Yet some survive, either through tourism or other means. Regardless there is much to see in the area, and worth a trip (with an open mind to ‘beauty’)
Unfortunately for Detroit when your population goes from nearly 2 million to 600,000, and most of the jobs leave the city you are left with a lot of vacant properties. One of the most famous is the 3.5 million square foot Packard Automobile Factory.
Completed in the early 1900s, it was state of the art for it’s time.
At one point there were 90 buildings in use across the campus. Today only one remains in use, the rest are decaying to various degrees.
Designed by Albert Kahn it was a model factory for 1911. This view is of the former administration office building.
The complex has been vacant so long a tree has grown over a fire hydrant.
At it’s peak 40,000 people worked here.
Today bridges lead to nowhere.
While it closed in the 1950s as a car factory, portions of it were used for a variety of other purposes until the 1990s.
There is a large amount of graffiti throughout.
Including places you wonder how they got up there.
Debris is strewn about everywhere, including this column from one of the buildings with the rebar wrapped around it.
The campus has a tunnel complex throughout – originally used to provide electrical and other utilities.
Today it is mostly filled with debris like tires. The light down the tunnel is from collapses on down the line.
This bridge ‘sort of’ connects two buildings.
Some random dumping, including a boat that was then covered in graffiti.
A bumper – but no car.
Our intrepid white hard hatted group wandered about with the Pure Detroit guide learning about the history of the Packard Company and the facility.
At last we made our way up the ramp to where the assembly line ended.
With a look down the line. In the history of the factory over 1.5 million cars and trucks were produced here.
Some of the more artistic graffiti.
One of the buildings minus every single window frame (the glass has been gone from the buildings for decades).
Some of the buildings were originally built with 2 floors, but later expanded. Look closely you will note that the columns are slightly different between the floors indicated a later construction for the upper floor.
There were a number of hard core photographers in the group.
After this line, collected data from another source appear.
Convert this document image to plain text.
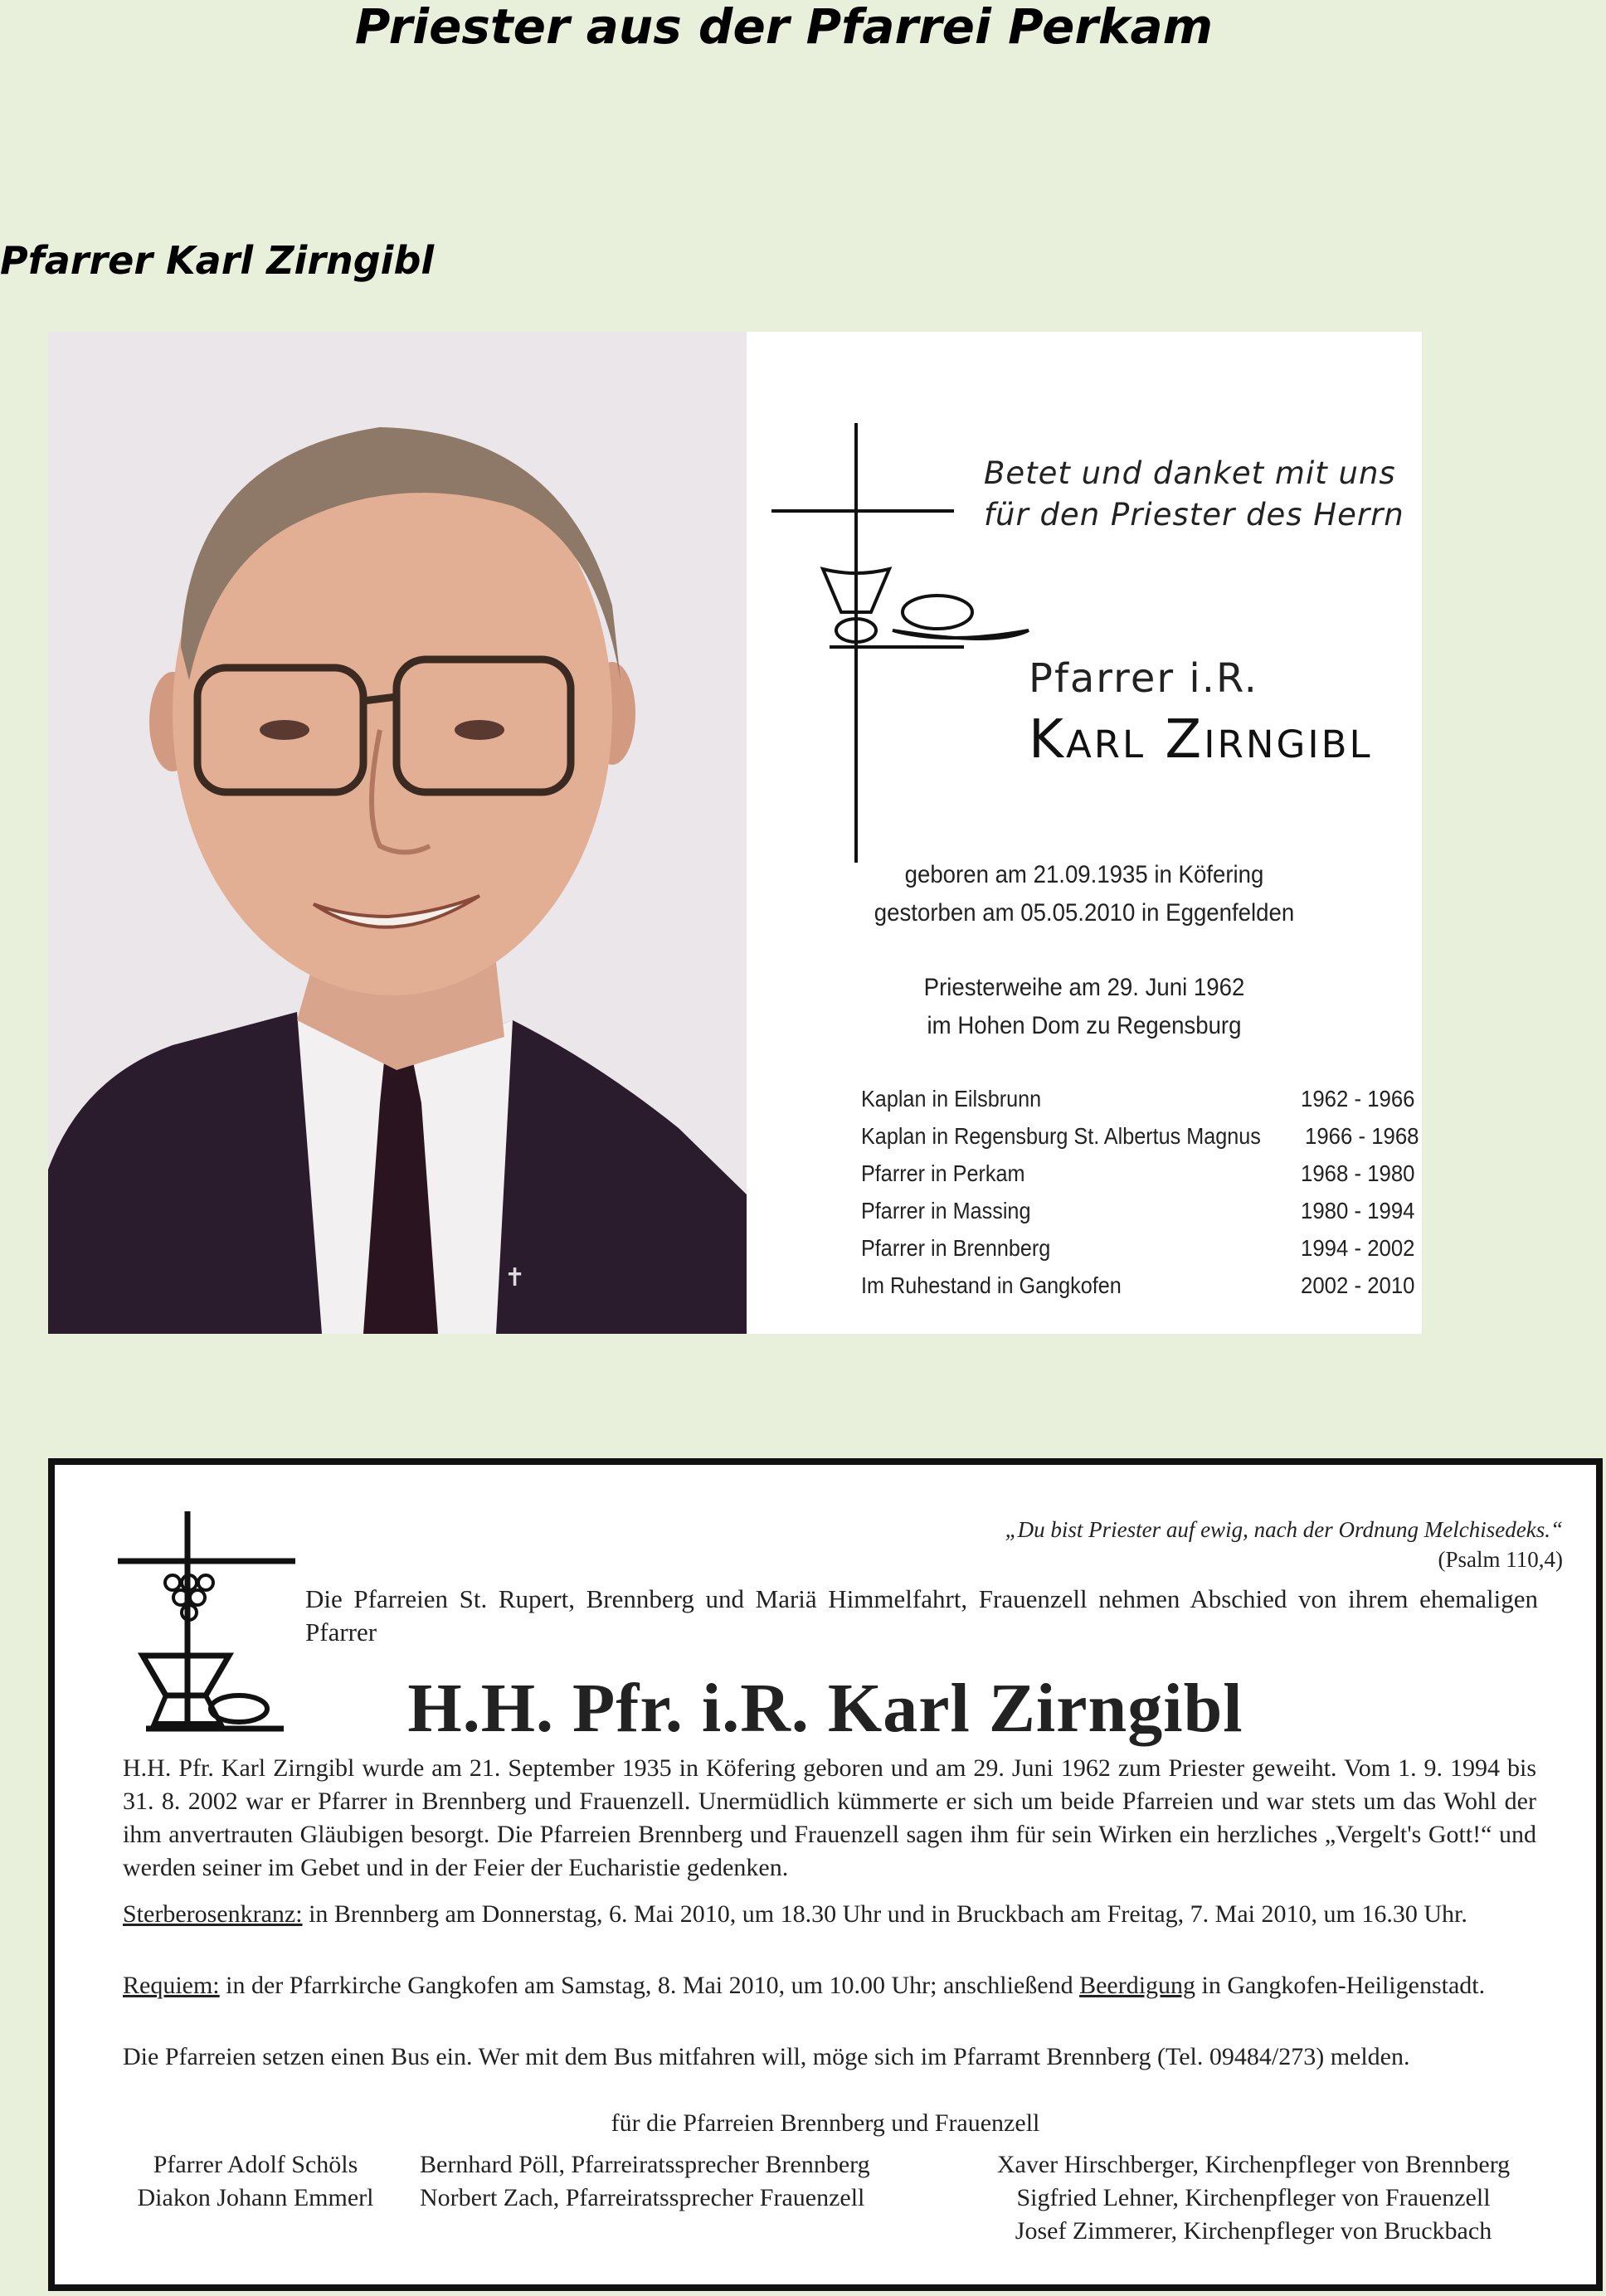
Priester aus der Pfarrei Perkam
Pfarrer Karl Zirngibl
✝
Betet und danket mit uns
für den Priester des Herrn
Pfarrer i.R.
Karl Zirngibl
geboren am 21.09.1935 in Köfering
gestorben am 05.05.2010 in Eggenfelden
Priesterweihe am 29. Juni 1962
im Hohen Dom zu Regensburg
Kaplan in Eilsbrunn	1962 - 1966
Kaplan in Regensburg St. Albertus Magnus 1966 - 1968
Pfarrer in Perkam	1968 - 1980
Pfarrer in Massing	1980 - 1994
Pfarrer in Brennberg	1994 - 2002
Im Ruhestand in Gangkofen	2002 - 2010
„Du bist Priester auf ewig, nach der Ordnung Melchisedeks.“
(Psalm 110,4)
Die Pfarreien St. Rupert, Brennberg und Mariä Himmelfahrt, Frauenzell nehmen Abschied von ihrem ehemaligen Pfarrer
H.H. Pfr. i.R. Karl Zirngibl
H.H. Pfr. Karl Zirngibl wurde am 21. September 1935 in Köfering geboren und am 29. Juni 1962 zum Priester geweiht. Vom 1. 9. 1994 bis 31. 8. 2002 war er Pfarrer in Brennberg und Frauenzell. Unermüdlich kümmerte er sich um beide Pfarreien und war stets um das Wohl der ihm anvertrauten Gläubigen besorgt. Die Pfarreien Brennberg und Frauenzell sagen ihm für sein Wirken ein herzliches „Vergelt's Gott!“ und werden seiner im Gebet und in der Feier der Eucharistie gedenken.
Sterberosenkranz: in Brennberg am Donnerstag, 6. Mai 2010, um 18.30 Uhr und in Bruckbach am Freitag, 7. Mai 2010, um 16.30 Uhr.
Requiem: in der Pfarrkirche Gangkofen am Samstag, 8. Mai 2010, um 10.00 Uhr; anschließend Beerdigung in Gangkofen-Heiligenstadt.
Die Pfarreien setzen einen Bus ein. Wer mit dem Bus mitfahren will, möge sich im Pfarramt Brennberg (Tel. 09484/273) melden.
für die Pfarreien Brennberg und Frauenzell
Pfarrer Adolf Schöls
Diakon Johann Emmerl
Bernhard Pöll, Pfarreiratssprecher Brennberg
Norbert Zach, Pfarreiratssprecher Frauenzell
Xaver Hirschberger, Kirchenpfleger von Brennberg
Sigfried Lehner, Kirchenpfleger von Frauenzell
Josef Zimmerer, Kirchenpfleger von Bruckbach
This building still has some remaining window frames, at a great happenstance view.
An elevator building that is amazingly still somewhat standing.
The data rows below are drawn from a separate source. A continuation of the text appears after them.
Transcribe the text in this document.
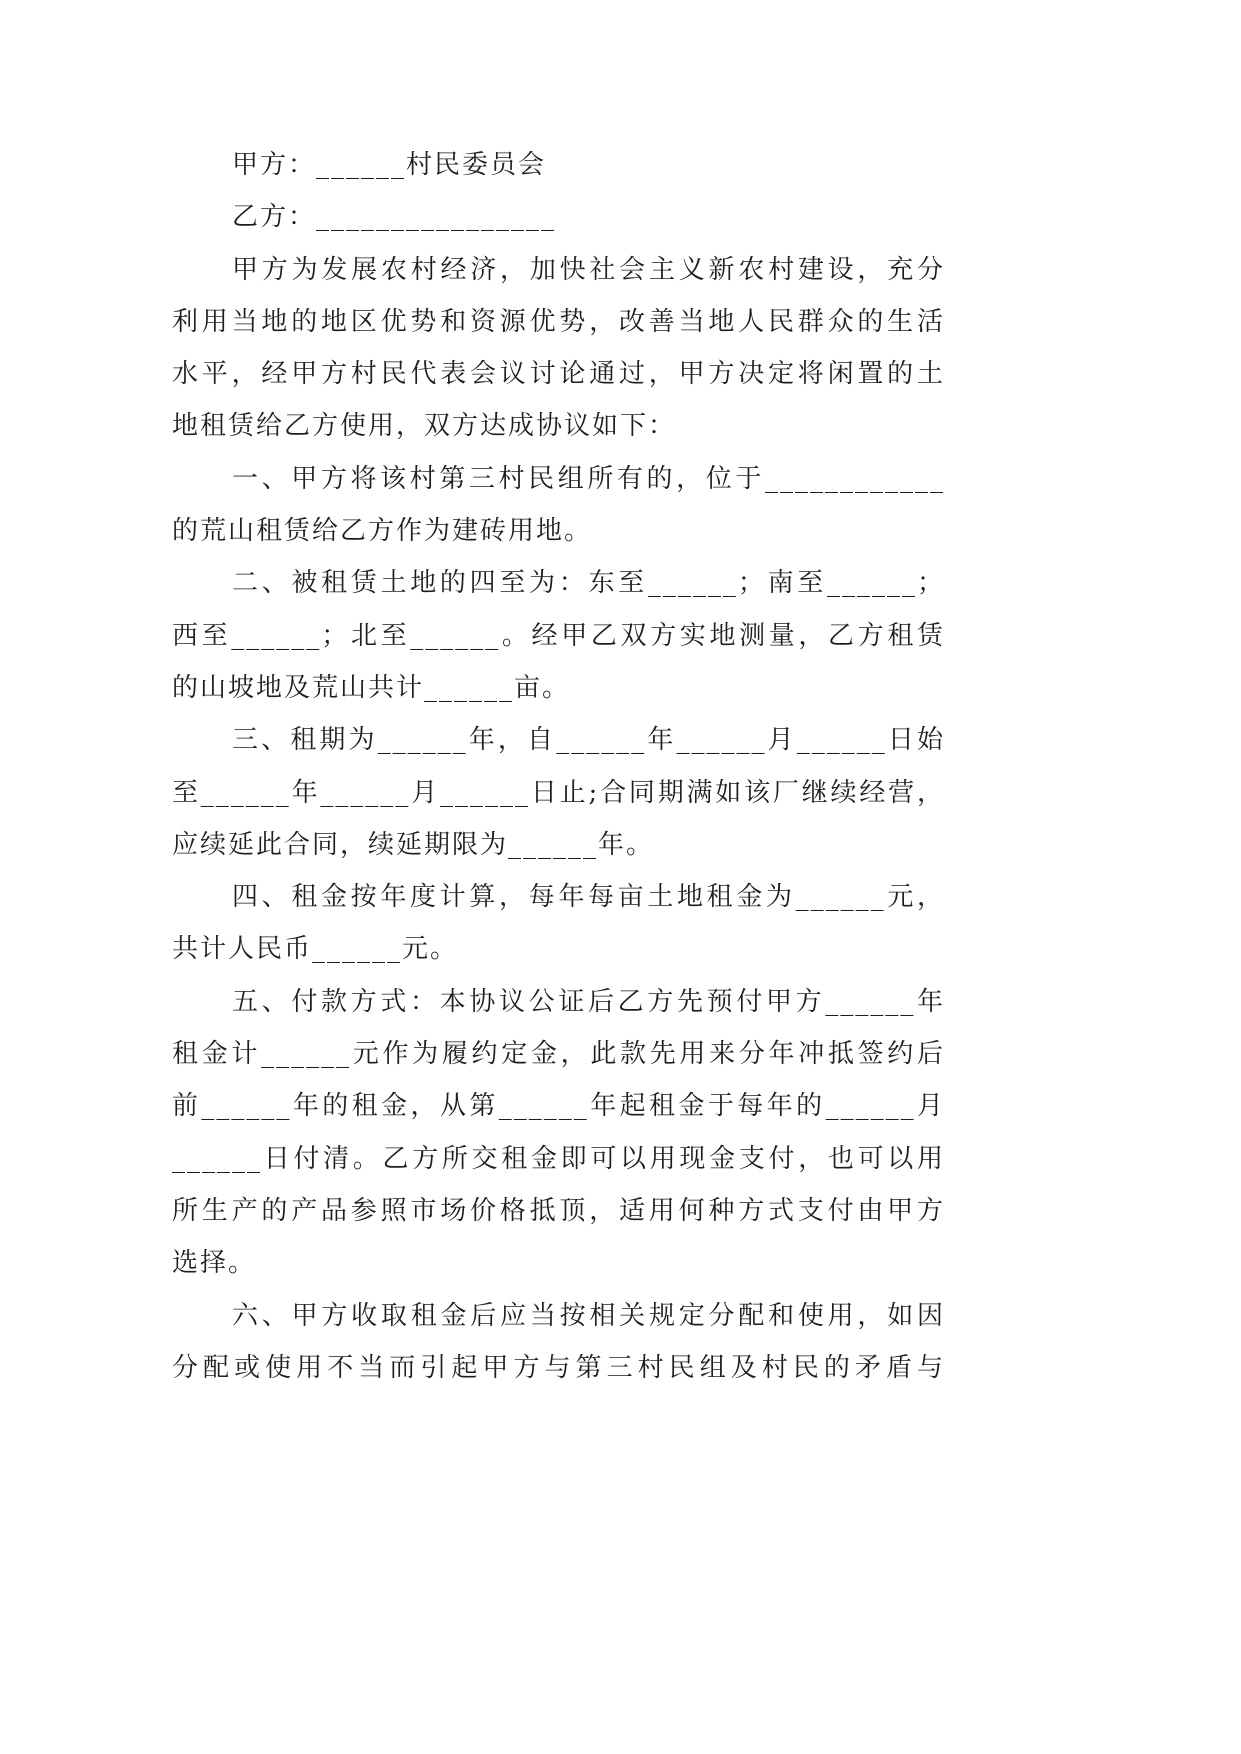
甲方：______村民委员会
乙方：________________
甲方为发展农村经济，加快社会主义新农村建设，充分
利用当地的地区优势和资源优势，改善当地人民群众的生活
水平，经甲方村民代表会议讨论通过，甲方决定将闲置的土
地租赁给乙方使用，双方达成协议如下：
一、甲方将该村第三村民组所有的，位于____________
的荒山租赁给乙方作为建砖用地。
二、被租赁土地的四至为：东至______；南至______；
西至______；北至______。经甲乙双方实地测量，乙方租赁
的山坡地及荒山共计______亩。
三、租期为______年，自______年______月______日始
至______年______月______日止;合同期满如该厂继续经营，
应续延此合同，续延期限为______年。
四、租金按年度计算，每年每亩土地租金为______元，
共计人民币______元。
五、付款方式：本协议公证后乙方先预付甲方______年
租金计______元作为履约定金，此款先用来分年冲抵签约后
前______年的租金，从第______年起租金于每年的______月
______日付清。乙方所交租金即可以用现金支付，也可以用
所生产的产品参照市场价格抵顶，适用何种方式支付由甲方
选择。
六、甲方收取租金后应当按相关规定分配和使用，如因
分配或使用不当而引起甲方与第三村民组及村民的矛盾与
Ironically the complex has become popular with large scale movie production – this ‘concrete’ is actually a piece of Styrofoam painted to look like concrete from the latest ‘Transformers’ movie.
The last bastion of glass…
A survivor of the apocalypse – or a slightly burnt teddy bear in a factory in Detroit, minus one arm but still a smile.
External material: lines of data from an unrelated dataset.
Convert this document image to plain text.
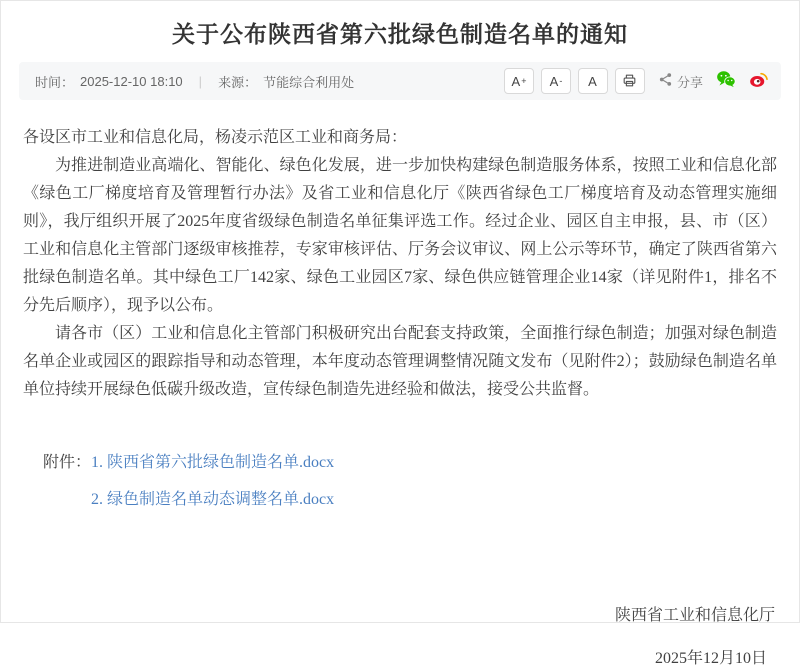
关于公布陕西省第六批绿色制造名单的通知
时间： 2025-12-10 18:10 | 来源： 节能综合利用处	A + A - A	分享

各设区市工业和信息化局，杨凌示范区工业和商务局：

为推进制造业高端化、智能化、绿色化发展，进一步加快构建绿色制造服务体系，按照工业和信息化部《绿色工厂梯度培育及管理暂行办法》及省工业和信息化厅《陕西省绿色工厂梯度培育及动态管理实施细则》，我厅组织开展了2025年度省级绿色制造名单征集评选工作。经过企业、园区自主申报，县、市（区）工业和信息化主管部门逐级审核推荐，专家审核评估、厅务会议审议、网上公示等环节，确定了陕西省第六批绿色制造名单。其中绿色工厂142家、绿色工业园区7家、绿色供应链管理企业14家（详见附件1，排名不分先后顺序），现予以公布。

请各市（区）工业和信息化主管部门积极研究出台配套支持政策，全面推行绿色制造；加强对绿色制造名单企业或园区的跟踪指导和动态管理，本年度动态管理调整情况随文发布（见附件2）；鼓励绿色制造名单单位持续开展绿色低碳升级改造，宣传绿色制造先进经验和做法，接受公共监督。

附件： 1. 陕西省第六批绿色制造名单.docx
2. 绿色制造名单动态调整名单.docx
陕西省工业和信息化厅
2025年12月10日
The front building area has been cleared of debris as they try and restore it to a functional state.
While the office area has been cleared out waiting for a lot of money to come along to rebuild.
The funeral for the Packard Automobile Company was held over 60 years ago, and the factory itself over 20 years ago – but Detroit still holds out hope someone will bring this amazing place back from the dead. (and it was total coincidence a vintage hearse drove by while we were standing there waiting on the tour).